Indexing Time in a dynamic factor model

I am trying to fit a Bayesian Dynamic Factor Model and I have gone through Jim Savage’s example http://modernstatisticalworkflow.blogspot.com/2016/08/a-brief-introduction-to-dynamic-factor.html for the Dynamic Factor Model and http://modernstatisticalworkflow.blogspot.com/2017/04/hierarchical-vector-autoregression.html for his hierarchical vector autoregressive model.
I am having issues with incorporating a lagged time for the common factors. My model is
Y_{i,t} = \nu + \lambda \eta_{i,t} + \epsilon_{i,t},
where
\eta_{i,t} = \alpha + B\eta_{i,t-1} + \zeta_{it}.
In this case, I have 6 observed variables with 2 factors.
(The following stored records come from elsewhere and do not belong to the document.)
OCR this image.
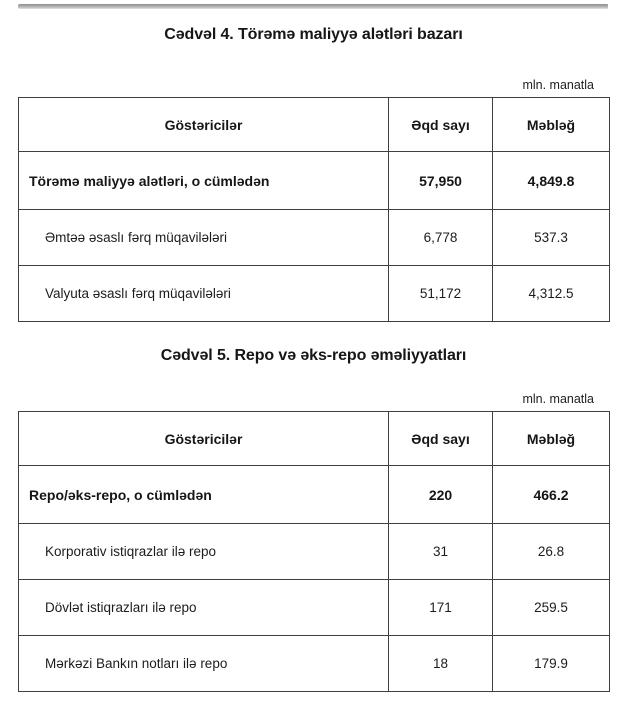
Cədvəl 4. Törəmə maliyyə alətləri bazarı
mln. manatla
Göstəricilər	Əqd sayı	Məbləğ
Törəmə maliyyə alətləri, o cümlədən	57,950	4,849.8
Əmtəə əsaslı fərq müqavilələri	6,778	537.3
Valyuta əsaslı fərq müqavilələri	51,172	4,312.5
Cədvəl 5. Repo və əks-repo əməliyyatları
mln. manatla
Göstəricilər	Əqd sayı	Məbləğ
Repo/əks-repo, o cümlədən	220	466.2
Korporativ istiqrazlar ilə repo	31	26.8
Dövlət istiqrazları ilə repo	171	259.5
Mərkəzi Bankın notları ilə repo	18	179.9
That is, a common factor to 3 observed variables only.


data {
int N_Y; //number of observed variables
int N_T; //number of time points
int N_I; //number of individuals 
int N; //number of rows
matrix[N, N_Y] Y1; //observed variables
int ID[N]; //Participant ID variable
int Time[N]; //Time variable  
}
parameters {
vector[6] nu; //intercept
vector[4] lambda; //loadings
matrix[N,2] eta; //factor
//OR
real eta1[N_I, N_T,2]; //alternative factor
}

So this is where I am having my struggles, do I specify my factor loadings as a matrix of 3D array to account for the time lag within a person. I am not building a hierarchical model in this case but I need the time lags to only show within a person and not as

for(t in 1:N_T){
for(j in 1:2){
eta[t,j] = alpha[j] + B[j]*eta[t-1,j]; 
}
}

Because in this case, Person 2’s time 1 depends on Person 1’s last time, which I am trying to prevent.
If I go with the 3d array I am unable to write the distribution in Stan as \eta \sim MVN(0, \psi), and \psi is a 2 \times 2 covariance matrix.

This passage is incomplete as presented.